先前,我们制定了一项严重创伤患者休克复苏的方案,以在重症监护病房(ICU)的前 24 小时内逆转休克并恢复血流动力学稳定。使用肺动脉导管(PAC)获得心输出量和前负荷的关键血流动力学测量值。作为替代方法,我们制定了一项使用中心静脉压(CVP)指导恢复血流动力学稳定的干预措施的方案[平均动脉压(MAP)≥65mmHg 和心率(HR)≤130bpm]。创伤性休克复苏时,可使用床边计算机化临床决策支持来标准化决策,使用两种方案之一,并在 CVP 指导的复苏不足时使用 PAC。我们假设创伤外科医生在 ICU 入院时根据血流动力学稳定性评估将患者适当地分配到两种方案之一。高危患者接受了 1 级创伤中心 ICU 的复苏。标准为 1)主要躯干创伤,2)基础不足(BD)≥6mEq/L 或收缩压<90mmHg,3)输注≥1 单位浓缩红细胞(PRBC)或≥65 岁,有三个标准中的两个。排除有脑损伤的患者。数据前瞻性记录。

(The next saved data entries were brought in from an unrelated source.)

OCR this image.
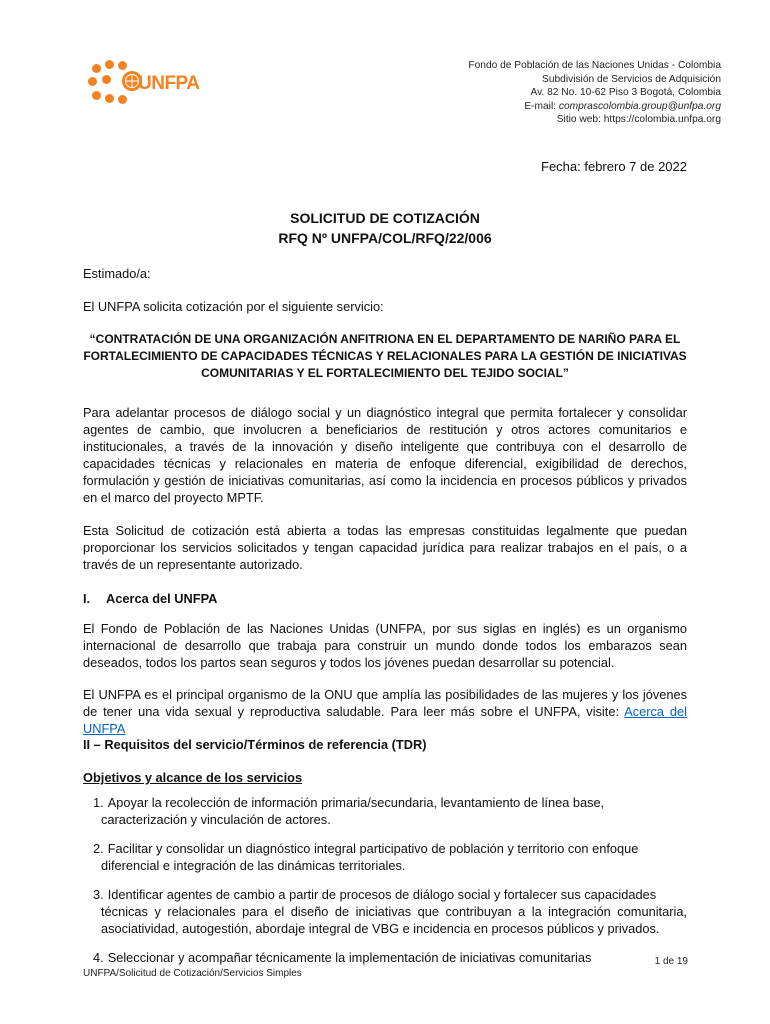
UNFPA
Fondo de Población de las Naciones Unidas - Colombia
Subdivisión de Servicios de Adquisición
Av. 82 No. 10-62 Piso 3 Bogotá, Colombia
E-mail: comprascolombia.group@unfpa.org
Sitio web: https://colombia.unfpa.org
Fecha: febrero 7 de 2022
SOLICITUD DE COTIZACIÓN
RFQ Nº UNFPA/COL/RFQ/22/006
Estimado/a:
El UNFPA solicita cotización por el siguiente servicio:
“CONTRATACIÓN DE UNA ORGANIZACIÓN ANFITRIONA EN EL DEPARTAMENTO DE NARIÑO PARA EL FORTALECIMIENTO DE CAPACIDADES TÉCNICAS Y RELACIONALES PARA LA GESTIÓN DE INICIATIVAS COMUNITARIAS Y EL FORTALECIMIENTO DEL TEJIDO SOCIAL”
Para adelantar procesos de diálogo social y un diagnóstico integral que permita fortalecer y consolidar agentes de cambio, que involucren a beneficiarios de restitución y otros actores comunitarios e institucionales, a través de la innovación y diseño inteligente que contribuya con el desarrollo de capacidades técnicas y relacionales en materia de enfoque diferencial, exigibilidad de derechos, formulación y gestión de iniciativas comunitarias, así como la incidencia en procesos públicos y privados en el marco del proyecto MPTF.
Esta Solicitud de cotización está abierta a todas las empresas constituidas legalmente que puedan proporcionar los servicios solicitados y tengan capacidad jurídica para realizar trabajos en el país, o a través de un representante autorizado.
I. Acerca del UNFPA
El Fondo de Población de las Naciones Unidas (UNFPA, por sus siglas en inglés) es un organismo internacional de desarrollo que trabaja para construir un mundo donde todos los embarazos sean deseados, todos los partos sean seguros y todos los jóvenes puedan desarrollar su potencial.
El UNFPA es el principal organismo de la ONU que amplía las posibilidades de las mujeres y los jóvenes de tener una vida sexual y reproductiva saludable. Para leer más sobre el UNFPA, visite: Acerca del UNFPA
II – Requisitos del servicio/Términos de referencia (TDR)
Objetivos y alcance de los servicios
1. Apoyar la recolección de información primaria/secundaria, levantamiento de línea base,
caracterización y vinculación de actores.
2. Facilitar y consolidar un diagnóstico integral participativo de población y territorio con enfoque
diferencial e integración de las dinámicas territoriales.
3. Identificar agentes de cambio a partir de procesos de diálogo social y fortalecer sus capacidades
técnicas y relacionales para el diseño de iniciativas que contribuyan a la integración comunitaria, asociatividad, autogestión, abordaje integral de VBG e incidencia en procesos públicos y privados.
4. Seleccionar y acompañar técnicamente la implementación de iniciativas comunitarias	1 de 19
UNFPA/Solicitud de Cotización/Servicios Simples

在 2006 年 7 月 31 日结束的 24 个月中,193 名患者中,114 名(59%)被分配到 CVP 指导的复苏,79 名(41%)被分配到 PAC 指导的复苏。最初被分配为 CVP 指导的复苏的 11 名患者(10%)中的一个亚组由于血流动力学不稳定,在开始后 7 ± 2 小时被重新分配为 PAC 指导的复苏。PAC(8 ± 1L 乳酸林格氏液[LR],5 ± 0.4 单位 PRBC)的晶体液和 PRBC 复苏量>CVP(5 ± 0.4L LR,3 ± 0.3 单位 PRBC),与 CVP-PAC 方案亚组患者相似(9 ± 2L LR,5 ± 1 单位 PRBC)。PAC(18 ± 2 天,75%)的 ICU 入住时间和生存率与 CVP-PAC(17 ± 4 天,73%)相似,且比 CVP 方案亚组患者(9 ± 1 天,98%)差。使用 CVP 作为主要血流动力学监测作为包含血流动力学不稳定的明确定义的方案的一部分,并且 PAC 监测易于获得,创伤性休克复苏是可行的。计算机化决策支持提供了一种实施复杂方案护理流程并分析患者反应的技术。